Prove that $1024\underbrace{00 \ldots\ldots 00}_{2014 \text{ times}}2401$ is composite.
I have two different ways in mind.
First is $7^4+400(2^2\cdot10^{504})^4$, which looks like Sophie Germain, but I'm not sure what to do with the $400$. Another thought is that this is almost a palindrome, with the order of just two digits interchanged. I'm not sure where to go from there, and if it'd provide any results, but it seems interesting nonetheless.
Please help.
The method introduced in this modification is for reduction of volume of calculations.
Let's start with a simple example; consider number $N=1024002401=1670477\times 613$. We may write:
$N=2^{10}.10^6+24.10^2 +1=2^3.10^2(2^7.10^4+3)+1$
$2^7.10^4+3=1280003 ≡59 \mod (613)$
⇒ $N=2^3.10^2(613 k + 59)+1=800\times 613\times k +800 \times 59 +1$
Let $800\times 613 =a$ and $800\times 59 +1 =b$
⇒ $(a, b)=613$
Now suppose we do not know that $p=613$ and $r=59$ in following relation:
$(a, b)=(800 p, 800 r+1)=p$
$a=800 r +1$ gives infinite numbers which its factors may be candidates for a factor of a number like ($N=2^{\alpha}.10^{\beta}+3^{\gamma}$).

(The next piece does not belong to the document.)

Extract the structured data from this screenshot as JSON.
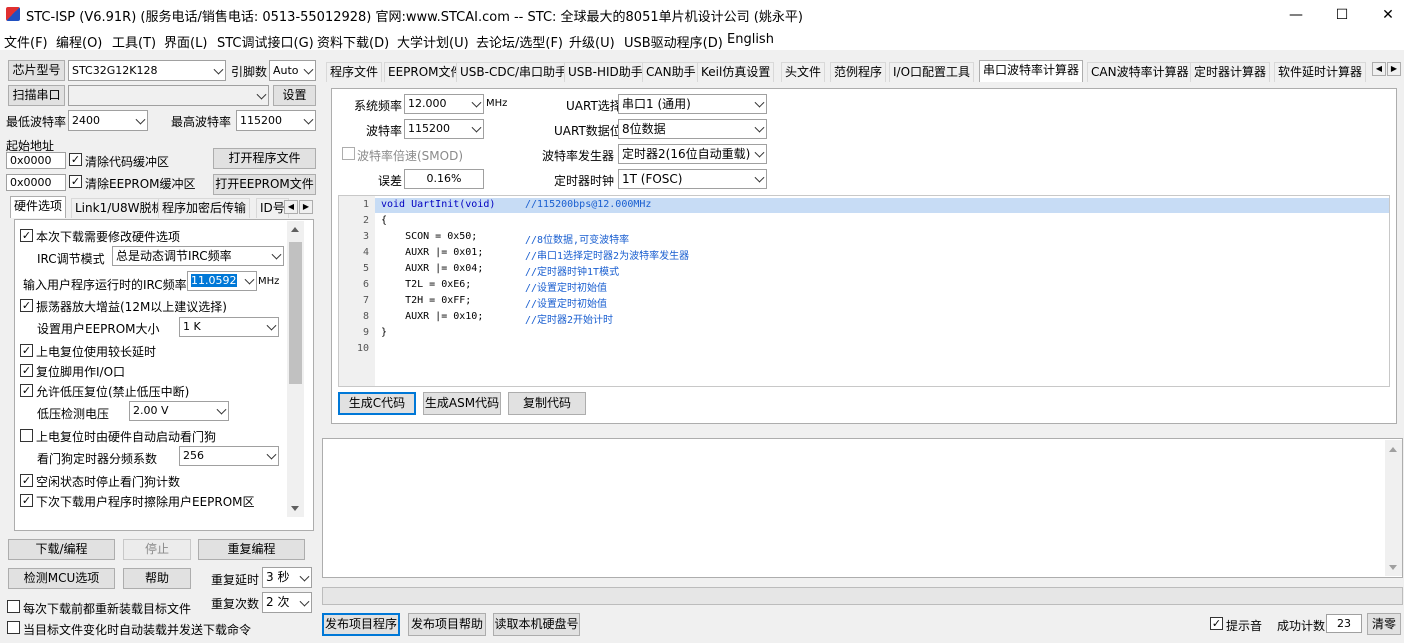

For example giving r numerous values we find that for $r=59$ we get $800\times 59+1=47201=7\times 11\times 613$. Each of theses three factors can be the candidate for p to be tried to find the factor of N. For $N=2^{10}.10^{2018}+7^4$ we may write:
$N=2^{10}.10^{2018}+7^4=2^3.10^2(2^7.10^{2016}+3)+1$
$2^7.10^{2016}+3≡ r\ mod (p)= k.p +r$
$N=800(k.p+r)+1=800p.k+800r +1$
Now values for $r$ in $(800 r +1)$ give numbers their factors can be checked as a primes factor of N.